The second (or more) time I see a certain hash, I save the whole state aside.
The third (or more) time I see a certain hash, I compare the whole state to the saved one(s) and if there's a match, I quit.
On every input command ('.', IIRC) I reset my saved states and list of hashes.
An optimization is to only hash the part of state that was touched.
I haven't solved the halting problem - I'm detecting infinite loops while running the program.
*The rand is to make the check independent of loop period

Infinite loop cannot be detected, but you can detect if the program is taking too much time.
Implement a timeout by incrementing a counter every time you run a command (e.g. <, >, +, -). When the counter reaches some large number, which you set by observation, you can say that it takes very long time to execute your program. For your purpose, "very long" and infinite is a good-enough approximation.

As already mentioned this is the Halting Problem.
But in your case there might be a solution: The Halting Problem is considering is about the Turing machine, which has unlimited memory.
In case you know that you have a upper limit of memory (e.g. you know you dont use more than 10 memory cells), you can execute your programm and stop it. The idea is that the computation space bounds computation time (as you cant write more than one cell at one step). After you executed as much steps as you can have different memory configurations, you can break. E.g. if you have 3 cells, with 256 conditions, you can have at most 3^256 different states, and so you can stop after executing that many steps. But be careful, there are implicit cells, like the instruction pointer and the registers. You do it even shorter, if you save every state configuration and as soon as you detect one, which you already had, you have an infite loop. This approach is definitly much better in the run time, but therefor needs much more space (here it might be suitable to hash the configurations).

This is not the halting problem, however, it is still not reasonable to try to detect halting even in such a limited machine as a 1000 cell BF machine.
Consider this program:
+[->[>]+<[-<]+]
This program will not repeat until it has filled up the entire of memory which for just 1000 cells will take about 10^300 years.

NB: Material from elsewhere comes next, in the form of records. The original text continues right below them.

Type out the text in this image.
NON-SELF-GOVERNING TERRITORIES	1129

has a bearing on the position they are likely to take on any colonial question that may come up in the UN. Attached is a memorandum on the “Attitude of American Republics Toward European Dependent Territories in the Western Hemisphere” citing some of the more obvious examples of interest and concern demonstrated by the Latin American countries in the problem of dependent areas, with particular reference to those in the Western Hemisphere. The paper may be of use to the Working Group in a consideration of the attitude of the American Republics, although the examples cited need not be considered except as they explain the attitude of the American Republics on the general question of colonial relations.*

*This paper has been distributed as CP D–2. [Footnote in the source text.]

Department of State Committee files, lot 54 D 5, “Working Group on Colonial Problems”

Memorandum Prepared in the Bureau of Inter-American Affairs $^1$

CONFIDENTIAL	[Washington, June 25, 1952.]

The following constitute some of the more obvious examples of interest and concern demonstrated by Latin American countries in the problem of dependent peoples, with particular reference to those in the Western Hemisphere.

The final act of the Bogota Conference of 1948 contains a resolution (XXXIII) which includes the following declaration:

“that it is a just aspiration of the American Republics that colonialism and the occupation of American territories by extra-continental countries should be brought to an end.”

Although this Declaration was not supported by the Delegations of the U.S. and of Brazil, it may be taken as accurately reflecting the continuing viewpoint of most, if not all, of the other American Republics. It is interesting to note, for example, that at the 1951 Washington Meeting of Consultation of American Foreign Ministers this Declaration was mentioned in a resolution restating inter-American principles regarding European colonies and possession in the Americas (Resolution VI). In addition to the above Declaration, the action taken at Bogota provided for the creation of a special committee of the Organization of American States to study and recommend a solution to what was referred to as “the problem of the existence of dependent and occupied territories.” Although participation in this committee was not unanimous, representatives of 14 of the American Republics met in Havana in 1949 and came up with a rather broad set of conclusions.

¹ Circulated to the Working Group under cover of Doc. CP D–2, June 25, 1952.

If I remember correctly, the halting problem proof was only true for some extreme case that involved self reference. However it's still trivial to show a practical example of why you can't make an infinite loop detector.
Consider Fermat's Last Theorem. It's easy to create a program that iterates through every number (or in this case 3 numbers), and detects if it's a counterexample to the theorem. If so it halts, otherwise it continues.
So if you have an infinite loop detector, it should be able to prove this theorem, and many many others (perhaps all others, if they can be reduced to searching for counterexamples.)
In general, any program that involves iterating through numbers and only stopping under some condition, would require a general theorem prover to prove if that condition can ever be met. And that's the simplest case of looping there is.

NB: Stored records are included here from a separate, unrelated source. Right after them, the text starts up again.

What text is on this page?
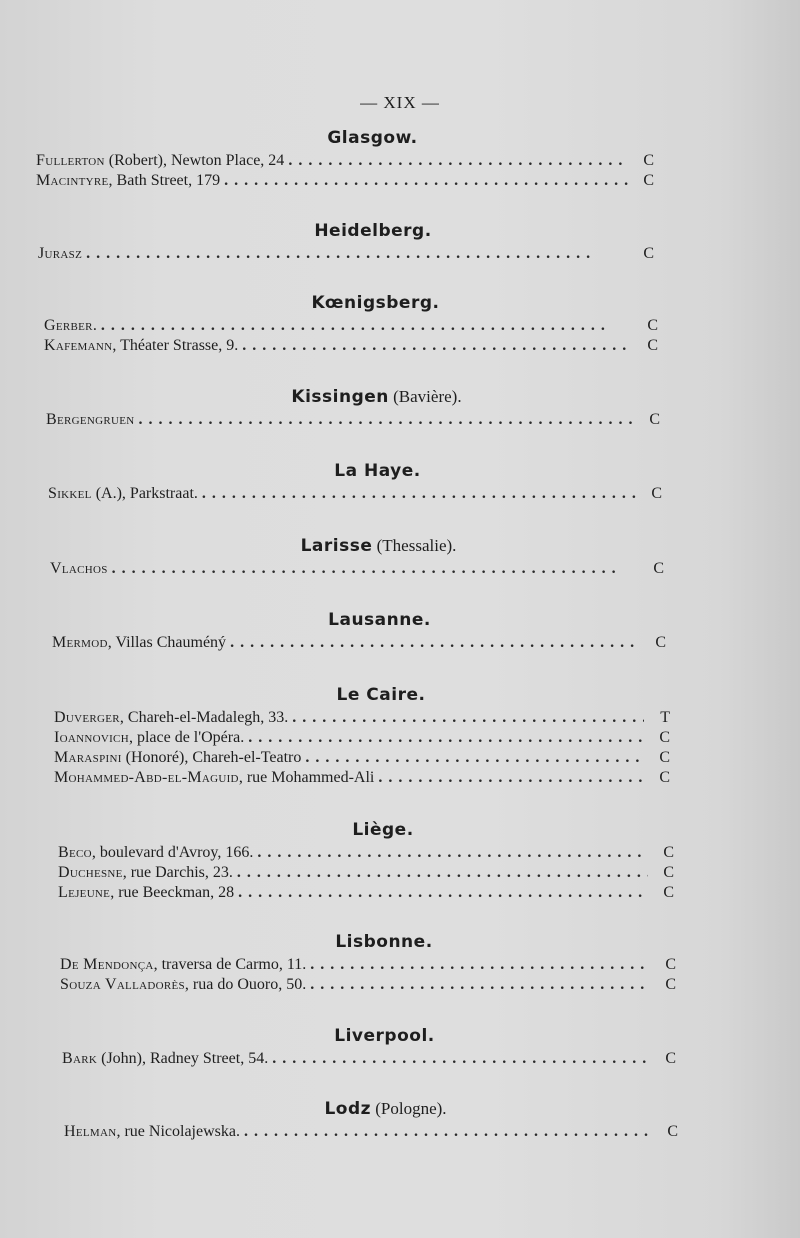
— XIX —
Glasgow.
Fullerton (Robert), Newton Place, 24 . . .	C
Macintyre, Bath Street, 179 . . .	C
Heidelberg.
Jurasz . . .	C
Kœnigsberg.
Gerber. . . .	C
Kafemann, Théater Strasse, 9. . . .	C
Kissingen (Bavière).
Bergengruen . . .	C
La Haye.
Sikkel (A.), Parkstraat. . . .	C
Larisse (Thessalie).
Vlachos . . .	C
Lausanne.
Mermod, Villas Chauméný . . .	C
Le Caire.
Duverger, Chareh-el-Madalegh, 33. . . .	T
Ioannovich, place de l'Opéra. . . .	C
Maraspini (Honoré), Chareh-el-Teatro . . .	C
Mohammed-Abd-el-Maguid, rue Mohammed-Ali . . .	C
Liège.
Beco, boulevard d'Avroy, 166. . . .	C
Duchesne, rue Darchis, 23. . . .	C
Lejeune, rue Beeckman, 28 . . .	C
Lisbonne.
De Mendonça, traversa de Carmo, 11. . . .	C
Souza Valladorès, rua do Ouoro, 50. . . .	C
Liverpool.
Bark (John), Radney Street, 54. . . .	C
Lodz (Pologne).
Helman, rue Nicolajewska. . . .	C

Off the top of my head (and I could be wrong), I would think it would be a little bit difficult to detect whether or not a program has an infinite loop without actually executing the program itself.
As the conditional execution of portions of the program depends on the execution state of the program, it will be difficult to know the particular state of the program without actually executing the program.
If you don't require that a program with an infinite loop be executed, you could try having an "instructions executed" counter, and only execute a finite number of instructions. This way, if a program does have an infinite loop, the interpreter can terminate the program which is stuck in an infinite loop.